Are students unprepared for algebra in eighth grade?
A national push to get more eighth-graders to take Algebra I may be hurting students who are now struggling to keep up in classes they are unprepared to take, according to a new report released today by the Brown Center on Education at the Brookings Institution.
While only gifted math students took Algebra I in eighth grade a generation ago, today 31 percent of the nation's eighth-graders are in an algebra course. The theory was that students could not compete in a global economy unless they were able to take advanced math classes in high school. Whether it is good to push higher math classes earlier has never been proven one way or the other.
Tom Loveless at the Brown Center looked at students who scored poorly on the National Assessment of Educational Progress, the only long-standing national test, and found that many of them are sitting in advanced math classes.
Between 2000 and 2005, as the enrollment in Algebra I grew in eighth grade, there was a jump in the number of students in those classes that scored in the bottom 10th percentile on the NAEP.
In other words, there are roughly 120,000 eighth-graders with fourth-grade math skills sitting in those advanced eighth grade classes.
That isn't just bad for those students, Loveless argues, but also for the more advanced students who will be slowed down by students who are far behind.

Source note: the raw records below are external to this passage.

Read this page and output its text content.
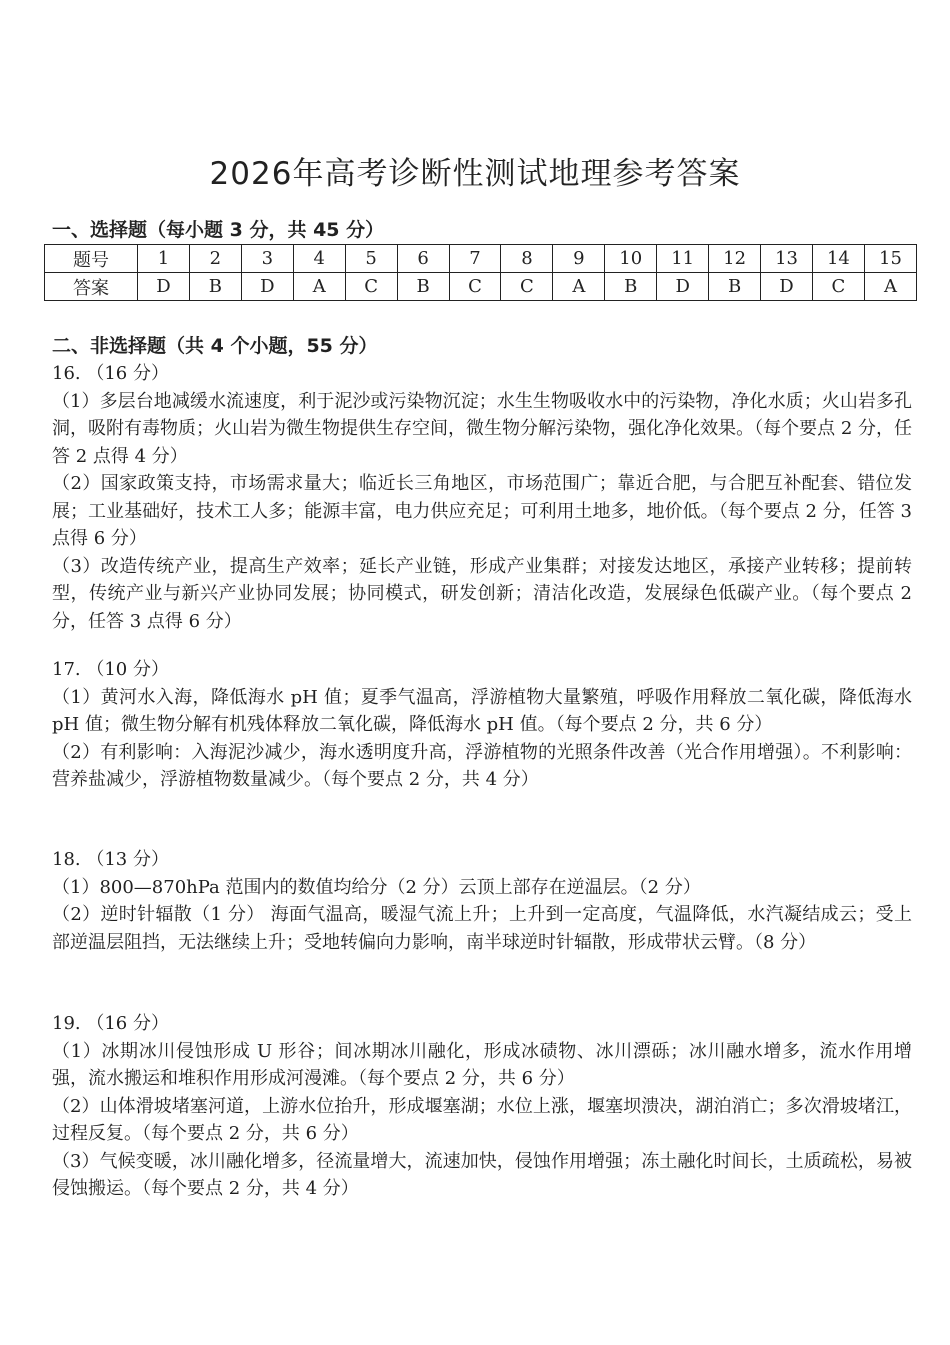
2026年高考诊断性测试地理参考答案
一、选择题（每小题 3 分，共 45 分）
题号	1	2	3	4	5	6	7	8	9	10	11	12	13	14	15
答案	D	B	D	A	C	B	C	C	A	B	D	B	D	C	A
二、非选择题（共 4 个小题，55 分）
16. （16 分）
（1）多层台地减缓水流速度，利于泥沙或污染物沉淀；水生生物吸收水中的污染物，净化水质；火山岩多孔洞，吸附有毒物质；火山岩为微生物提供生存空间，微生物分解污染物，强化净化效果。（每个要点 2 分，任答 2 点得 4 分）
（2）国家政策支持，市场需求量大；临近长三角地区，市场范围广；靠近合肥，与合肥互补配套、错位发展；工业基础好，技术工人多；能源丰富，电力供应充足；可利用土地多，地价低。（每个要点 2 分，任答 3 点得 6 分）
（3）改造传统产业，提高生产效率；延长产业链，形成产业集群；对接发达地区，承接产业转移；提前转型，传统产业与新兴产业协同发展；协同模式，研发创新；清洁化改造，发展绿色低碳产业。（每个要点 2 分，任答 3 点得 6 分）
17. （10 分）
（1）黄河水入海，降低海水 pH 值；夏季气温高，浮游植物大量繁殖，呼吸作用释放二氧化碳，降低海水 pH 值；微生物分解有机残体释放二氧化碳，降低海水 pH 值。（每个要点 2 分，共 6 分）
（2）有利影响：入海泥沙减少，海水透明度升高，浮游植物的光照条件改善（光合作用增强）。不利影响：营养盐减少，浮游植物数量减少。（每个要点 2 分，共 4 分）
18. （13 分）
（1）800—870hPa 范围内的数值均给分（2 分）云顶上部存在逆温层。（2 分）
（2）逆时针辐散（1 分） 海面气温高，暖湿气流上升；上升到一定高度，气温降低，水汽凝结成云；受上部逆温层阻挡，无法继续上升；受地转偏向力影响，南半球逆时针辐散，形成带状云臂。（8 分）
19. （16 分）
（1）冰期冰川侵蚀形成 U 形谷；间冰期冰川融化，形成冰碛物、冰川漂砾；冰川融水增多，流水作用增强，流水搬运和堆积作用形成河漫滩。（每个要点 2 分，共 6 分）
（2）山体滑坡堵塞河道，上游水位抬升，形成堰塞湖；水位上涨，堰塞坝溃决，湖泊消亡；多次滑坡堵江，过程反复。（每个要点 2 分，共 6 分）
（3）气候变暖，冰川融化增多，径流量增大，流速加快，侵蚀作用增强；冻土融化时间长，土质疏松，易被侵蚀搬运。（每个要点 2 分，共 4 分）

"This is not a call to lower expectations for what students can learn," Loveless said in a statement. "Instead, we have to give more students the preparation they need to succeed in algebra."






Comments
I know that there's a push to get more 8th graders to take Algebra I here in Baltimore, with the Math Works team providing professional development for 8th grade teachers who either teach Algebra I or hybrid classes. And yes, one of the reasons is to push kids to be able to take harder math classes in high school, but probably just as important, it gives students a better chance at passing the Algebra I/Data Analysis HSA, which, of course, is a graduation requirement. For the kids who don't pass in 8th grade, they aren't pushed ahead into the next level of math in 9th grade; they start with their other freshman peers in Algebra I, but they have the advantage of being exposed to the material once before. I agree that it doesn't seem to make sense for students with 4th grade math skills to be in Algebra I in 8th grade...but does it make more sense to have those same kids in Algebra I in 9th grade instead? Ultimately, middle schools (and high schools, too) need the ability to offer choices to students so that they and their families can pick the path that they feel best suits their educational needs, and that includes being able to take Algebra I as an 8th grader.